Никогда еще не казалось им таким легким и обычным делом проникновение в чужую жизнь. Случалось, из одного взгляда или слова в голове рождались целые повести.
Две седобровые женщины в халатах прогуливались рядом с ними в одном направлении.
– Он не был там двадцать лет. С тех пор, как продал дом. У него же в войну всех родственников убили. Там, конечно, большой поселок, ничего нельзя узнать. И вот, представляешь, в первом же доме, едва он открыл калитку: «Надюша!». А он уже и забыл, что его так звали в детстве.
Ни начала, ни окончания разговора они, разумеется, так и не узнали.
– Как страшно возвращаться, – сказала Саша.
Они шли некоторое время молча. Еще было светло, но уже резче, чем днем, пахла трава, и в домах стали зажигать свет.
– Ну… О чем молчишь? – позвал он ласково. – Смотри, белая кошка дорогу перебежала.
– Это бы еще к чему? – засмеялась Сашенька.
– К дождю, Марья Васильевна. Определенно вам говорю.
Они повернули к дому. Облака, влажные и рыхлые, ярко светились на горизонте. Хотелось не домой, хотелось из дома – в тамбур поезда, в тарантас, на крыло самолета – лишь бы движение, лишь бы путь…
– Сейчас бы на юг, – сказала Саша.
– В Мелитополь, в Симферополь, в Севастополь…
– Какие тополиные названия…
Середину пути отмечала куча угля, уже истощившаяся, разбросанная за годы ветром и людьми. Сквозь нее начала прорастать трава.
– А вот я вас сейчас, вот я вас! – услышали они еще издали.
Девочка лет семи с ядовитым букетом крапивы, стебли которой она предупредительно завернула в газету, бегала за парнем и девушкой. Те легко убегали от нее, пользуясь случаем нежно столкнуться друг с другом, жаждая этих как бы ненарочных объятий и прикосновений.
– Ох, Маришка!.. – кричала девушка, вздергивая голые ноги. Парень обнимал ее за талию, придерживая легко и изгибисто вырывающееся ее тело перед надвижением неумолимого ядовитого букета, и при этом подначивал девчонку:
– Ату ее, Маришка! – Но вдруг в последний момент переносил девушку в сторону и убегал сам.
Девочка всегда запаздывала с решительным ударом. Может быть, тоже играла в поддавки?
– Ой, я уже не могу! – закричала девушка.
Парень наклонился к ее уху, и вдруг они побежали в разные стороны.

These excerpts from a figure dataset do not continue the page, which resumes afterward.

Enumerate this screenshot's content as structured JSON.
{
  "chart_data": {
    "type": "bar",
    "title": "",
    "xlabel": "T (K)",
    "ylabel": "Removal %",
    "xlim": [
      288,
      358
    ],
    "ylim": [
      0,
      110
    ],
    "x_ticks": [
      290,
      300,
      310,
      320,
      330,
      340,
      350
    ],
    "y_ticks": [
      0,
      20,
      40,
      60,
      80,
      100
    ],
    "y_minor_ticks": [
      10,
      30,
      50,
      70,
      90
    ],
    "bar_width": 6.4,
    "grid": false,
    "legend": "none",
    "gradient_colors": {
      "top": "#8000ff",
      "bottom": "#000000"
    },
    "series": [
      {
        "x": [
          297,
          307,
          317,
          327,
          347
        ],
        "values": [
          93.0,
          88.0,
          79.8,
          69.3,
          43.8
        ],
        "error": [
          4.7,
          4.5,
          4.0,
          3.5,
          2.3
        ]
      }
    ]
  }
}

Маленькая агрессия с кошачьей проворностью побежала сначала за парнем, однако он ножницами перемахнул через низкий забор и скрылся в кустах. Тогда она рванулась бежать за девушкой, но было уже поздно.
– Хотела прогнать и прогнала – вот дуреха, – сказал Андрей.
Не выпуская из рук букета, девочка зашлась в плаче. Ее крысиное личико было неприятно. Белесые брови покраснели. Рот в плаче открылся безобразно, как в зевоте или на непомерно большое яблоко. Андрею хотелось отвернуться.
– Ну что ты, глупенькая, – сказала Саша.
– Они – (всхлип) – убежали…
– Ты же сама хотела их прогнать, правда?